Année de nomination : 2001      Dossier n° 9170 -  Consulter le dossier de Jérusalem (en anglais)

Les Justes

Mme Evangelina Pean-Pages (née Ellis)
Date de naissance : 07/03/1877
Date de décès : 21/12/1951
Profession : Directrice d'un foyer de jeunes filles
Particularité : Information non disponible

Localisation

Localite : La Tronche
Département : Isère
Région : Rhône-Alpes
Pays : France

Cérémonies de reconnaissance

Date : 14 octobre 2001
Lieu : Mairie de la Tronche (38700)

Personnes sauvées

M. Georges Ach

M. Léopold Ach

Mme Colette Hirsch (née Ach)

Lieux de mémoire

Plaque Eva Péan Pages
Allée des Justes à Jérusalem
Allée des Justes à Paris

L'histoire

Evangelina Pean-Pages, 66 ans, était directrice du foyer de jeunes filles « Brise des Neiges », dépendant des Unions Chrétiennes de Jeunes Filles, à la Tronche, (Isère). Elle le dirigea de 1942 à 1946 et y cacha, dès l’occupation allemande de la zone italienne, plus de 90 Juifs persécutés ainsi que d’autres fugitifs. Affiliée à l’Eglise Réformée, elle était animée d’une foi inébranlable qui lui donnait le courage d’assumer les risques qu’elle prenait. A plusieurs reprises, des notables, dont le maire de Grenoble, la mirent en garde et à cinq reprises les gendarmes vinrent fouiller le foyer et consulter ses registres. Elle sut les éconduire soit en faisant la sourde oreille, soit en se lançant dans de longs discours pétainistes ou autres stratagèmes. Parfois des gendarmes bienveillants la prévenaient de perquisitions imminentes, ce qui lui permettait de prendre les précautions nécessaires. Elle a caché, entre autres, Colette Ach, 19 ans, une jeune juive strasbourgeoise, réfugiée avec sa famille à Thonon (Haute-Savoie). Compromise dans l’organisation de passages clandestins en Suisse dès la fin de l’occupation italienne, elle dut fuir la ville quand son nom fut révélé aux autorités.
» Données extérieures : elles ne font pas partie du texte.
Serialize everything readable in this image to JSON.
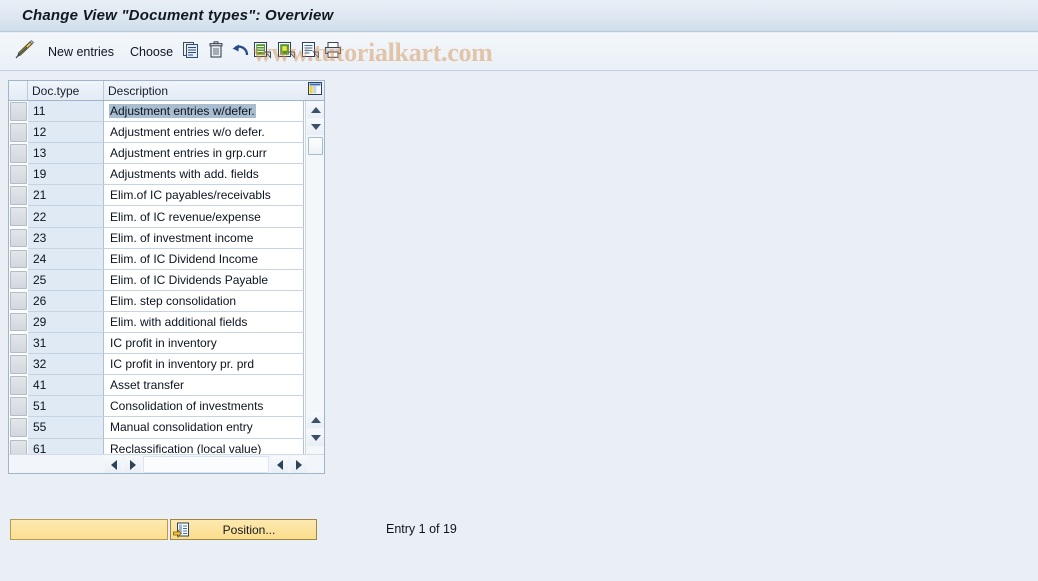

Une assistante sociale de l’OSE lui donna l’adresse d’Evangelina où elle trouva refuge. Son jeune frère Georges, 12 ans, vint l’y rejoindre. Evangelina fit aussi admettre leur grand frère Léopold, 17 ans, au lycée Champollion de Grenoble jusqu’à sa fermeture, par suite des dégâts causés à l’établissement par une explosion. Colette et ses frères partirent alors retrouver leurs parents cachés dans un petit village de Saône-et-Loire. Tous les mercredis soirs, Evangélina réunissait ses pensionnaires pour chanter des cantiques mais n’a jamais tenté de faire du prosélytisme. Les arrestations et les rafles se multipliaient dans son entourage alors que ses protégés en étaient épargnés. Elle attribuait ce fait à la protection divine, disant « L’ange de l’Eternel campe autour de ceux qui le craignent » (Psaumes 34-8).        

Le 15 janvier 2001, Yad Vashem - Institut International pour la Mémoire de la Shoah, a décerné à Evangelina Pean-Pages le titre de Juste parmi les Nations.